Abstract
Background: Brucellosis is known as the major zoonotic disease. We aimed to compare the performance of some data-mining models in predicting the monthly brucellosis cases in Iran.
Study design: Population-based cohort study.
Methods: Three data mining techniques including the Support Vector Machine (SVM), Multivariate Adaptive Regression Splines (MARS), and Random Forest (RF) besides to one classic model including Auto-Regressive Integrated Moving Average (ARIMA) was used to predict the monthly incidence of brucellosis in Iran during 2011-2018. We used several criteria (root mean square error (RMSE), mean absolute error (MAE), coefficient of determination (R2) and intra-class correlation coefficient (ICC) for appraising the accuracy of prediction and performance of our models. All analysis was done using free statistical software of R3.4.0
Results: Overall 118867 cases (with a mean age of 34.01±1.65 yr) of brucellosis were observed and seven-year incidence rate of brucellosis in Iran was 21.78 (95% CI: 21.66, 21.91).

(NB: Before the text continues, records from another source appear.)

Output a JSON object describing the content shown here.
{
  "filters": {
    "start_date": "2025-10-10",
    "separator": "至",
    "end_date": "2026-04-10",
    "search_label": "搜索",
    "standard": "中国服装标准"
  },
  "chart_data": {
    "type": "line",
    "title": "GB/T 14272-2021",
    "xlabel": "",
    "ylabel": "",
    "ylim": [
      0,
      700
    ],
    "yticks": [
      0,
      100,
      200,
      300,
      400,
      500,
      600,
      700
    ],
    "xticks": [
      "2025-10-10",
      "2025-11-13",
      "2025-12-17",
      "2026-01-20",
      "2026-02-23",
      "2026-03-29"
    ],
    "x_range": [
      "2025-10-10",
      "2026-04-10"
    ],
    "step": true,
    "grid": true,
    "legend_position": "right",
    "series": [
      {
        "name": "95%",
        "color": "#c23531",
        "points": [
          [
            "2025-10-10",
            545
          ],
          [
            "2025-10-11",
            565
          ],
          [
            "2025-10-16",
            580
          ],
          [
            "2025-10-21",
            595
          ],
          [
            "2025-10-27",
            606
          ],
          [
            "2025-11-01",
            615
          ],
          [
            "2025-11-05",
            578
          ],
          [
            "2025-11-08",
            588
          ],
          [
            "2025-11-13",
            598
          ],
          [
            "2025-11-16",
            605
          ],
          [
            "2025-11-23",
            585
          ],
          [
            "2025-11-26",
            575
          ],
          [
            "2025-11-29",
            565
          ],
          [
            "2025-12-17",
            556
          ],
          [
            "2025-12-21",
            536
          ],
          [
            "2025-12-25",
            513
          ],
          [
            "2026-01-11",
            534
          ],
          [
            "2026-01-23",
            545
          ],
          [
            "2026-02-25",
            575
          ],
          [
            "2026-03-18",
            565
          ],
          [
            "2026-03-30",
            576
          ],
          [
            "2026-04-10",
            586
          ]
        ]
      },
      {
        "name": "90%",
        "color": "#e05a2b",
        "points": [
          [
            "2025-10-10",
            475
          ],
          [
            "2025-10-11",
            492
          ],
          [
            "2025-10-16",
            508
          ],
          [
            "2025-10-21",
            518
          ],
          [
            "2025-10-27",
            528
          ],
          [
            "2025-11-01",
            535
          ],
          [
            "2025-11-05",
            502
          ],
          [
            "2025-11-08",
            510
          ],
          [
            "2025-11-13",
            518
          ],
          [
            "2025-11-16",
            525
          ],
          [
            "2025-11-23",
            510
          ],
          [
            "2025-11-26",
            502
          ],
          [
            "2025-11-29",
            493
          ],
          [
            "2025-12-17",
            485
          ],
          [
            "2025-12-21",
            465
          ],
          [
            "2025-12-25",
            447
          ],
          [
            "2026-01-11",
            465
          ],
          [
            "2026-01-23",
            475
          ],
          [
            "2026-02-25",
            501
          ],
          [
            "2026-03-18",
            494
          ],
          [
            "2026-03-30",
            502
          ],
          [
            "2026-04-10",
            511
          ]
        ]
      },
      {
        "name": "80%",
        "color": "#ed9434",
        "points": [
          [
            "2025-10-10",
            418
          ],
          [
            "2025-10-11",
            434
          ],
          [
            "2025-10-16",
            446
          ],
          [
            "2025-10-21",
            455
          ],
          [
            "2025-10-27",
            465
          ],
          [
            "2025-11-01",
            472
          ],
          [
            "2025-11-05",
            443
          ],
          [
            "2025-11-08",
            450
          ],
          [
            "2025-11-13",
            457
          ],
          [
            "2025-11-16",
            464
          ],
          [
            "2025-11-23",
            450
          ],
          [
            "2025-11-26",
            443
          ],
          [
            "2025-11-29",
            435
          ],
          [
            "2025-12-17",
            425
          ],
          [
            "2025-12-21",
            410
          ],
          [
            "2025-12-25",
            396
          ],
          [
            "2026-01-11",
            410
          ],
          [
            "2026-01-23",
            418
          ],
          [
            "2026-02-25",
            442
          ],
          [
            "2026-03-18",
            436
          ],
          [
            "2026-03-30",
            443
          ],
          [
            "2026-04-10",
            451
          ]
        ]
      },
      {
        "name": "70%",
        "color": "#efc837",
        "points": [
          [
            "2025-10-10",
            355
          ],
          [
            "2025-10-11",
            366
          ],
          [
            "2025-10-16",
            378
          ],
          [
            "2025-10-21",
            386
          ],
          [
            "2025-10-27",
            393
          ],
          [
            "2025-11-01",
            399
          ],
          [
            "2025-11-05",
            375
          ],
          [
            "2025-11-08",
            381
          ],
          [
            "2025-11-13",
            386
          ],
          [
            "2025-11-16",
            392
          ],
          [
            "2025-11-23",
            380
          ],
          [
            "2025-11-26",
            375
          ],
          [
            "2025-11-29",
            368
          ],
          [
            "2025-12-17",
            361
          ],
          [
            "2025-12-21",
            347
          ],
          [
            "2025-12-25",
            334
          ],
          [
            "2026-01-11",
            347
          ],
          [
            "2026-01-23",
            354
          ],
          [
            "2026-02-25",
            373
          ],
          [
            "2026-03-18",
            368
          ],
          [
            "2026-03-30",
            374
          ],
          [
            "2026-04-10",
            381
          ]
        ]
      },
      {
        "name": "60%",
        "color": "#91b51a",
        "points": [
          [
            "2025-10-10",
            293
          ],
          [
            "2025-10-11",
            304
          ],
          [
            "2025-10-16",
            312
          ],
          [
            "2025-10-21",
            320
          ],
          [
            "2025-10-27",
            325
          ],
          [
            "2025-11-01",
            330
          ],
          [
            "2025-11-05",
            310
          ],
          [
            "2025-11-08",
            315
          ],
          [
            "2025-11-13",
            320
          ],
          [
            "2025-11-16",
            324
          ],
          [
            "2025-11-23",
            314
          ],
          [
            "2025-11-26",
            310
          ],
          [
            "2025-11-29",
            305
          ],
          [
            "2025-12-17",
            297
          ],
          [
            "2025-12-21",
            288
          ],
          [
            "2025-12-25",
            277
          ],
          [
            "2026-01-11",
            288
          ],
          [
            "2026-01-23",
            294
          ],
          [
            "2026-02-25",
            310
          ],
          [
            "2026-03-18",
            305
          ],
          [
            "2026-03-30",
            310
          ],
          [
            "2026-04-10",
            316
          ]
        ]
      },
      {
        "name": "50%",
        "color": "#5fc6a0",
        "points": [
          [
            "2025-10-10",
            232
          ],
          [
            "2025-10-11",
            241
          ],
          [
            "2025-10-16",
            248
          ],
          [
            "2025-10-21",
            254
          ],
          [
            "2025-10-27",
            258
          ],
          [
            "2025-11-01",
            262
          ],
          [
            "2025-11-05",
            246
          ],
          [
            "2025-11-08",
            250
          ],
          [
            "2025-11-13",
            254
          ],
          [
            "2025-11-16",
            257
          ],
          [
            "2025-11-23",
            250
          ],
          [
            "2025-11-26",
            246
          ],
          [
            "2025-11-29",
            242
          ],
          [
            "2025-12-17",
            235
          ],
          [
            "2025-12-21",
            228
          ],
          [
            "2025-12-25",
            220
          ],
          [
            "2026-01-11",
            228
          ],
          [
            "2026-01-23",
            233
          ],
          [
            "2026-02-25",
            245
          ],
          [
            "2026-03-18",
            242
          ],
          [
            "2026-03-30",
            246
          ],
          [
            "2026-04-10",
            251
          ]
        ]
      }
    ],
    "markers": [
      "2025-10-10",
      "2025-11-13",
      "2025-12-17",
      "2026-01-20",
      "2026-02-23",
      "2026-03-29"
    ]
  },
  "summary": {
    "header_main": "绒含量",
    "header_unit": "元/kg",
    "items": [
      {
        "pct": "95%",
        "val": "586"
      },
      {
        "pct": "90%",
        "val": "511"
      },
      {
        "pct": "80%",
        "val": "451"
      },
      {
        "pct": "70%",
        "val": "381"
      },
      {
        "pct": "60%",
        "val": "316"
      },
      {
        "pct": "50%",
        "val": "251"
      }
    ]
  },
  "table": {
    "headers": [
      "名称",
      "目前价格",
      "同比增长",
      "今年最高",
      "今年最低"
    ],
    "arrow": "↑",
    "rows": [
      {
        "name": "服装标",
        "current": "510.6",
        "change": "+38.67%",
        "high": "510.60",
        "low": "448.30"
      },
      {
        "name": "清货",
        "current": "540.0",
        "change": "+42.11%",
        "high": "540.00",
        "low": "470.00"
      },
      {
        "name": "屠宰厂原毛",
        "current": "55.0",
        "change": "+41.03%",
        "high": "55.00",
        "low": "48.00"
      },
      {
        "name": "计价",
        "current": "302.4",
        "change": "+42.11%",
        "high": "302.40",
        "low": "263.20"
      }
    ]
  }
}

The majority of patients (58.84%) were male and 25-29 yr old. The first three provinces with the highest incidence rate of brucellosis included the following; Kurdistan (71.39 per 100000), Lorestan (68.09 per 100000) and Hamadan (56.24 per 100000).
Conclusion: Brucellosis was more common in males, 25-29 aged yr, western provinces and spring months. The disease had a decreasing trend in the last years. MARS model was more appropriate rather than data mining models for prediction of monthly incidence rate of brucellosis.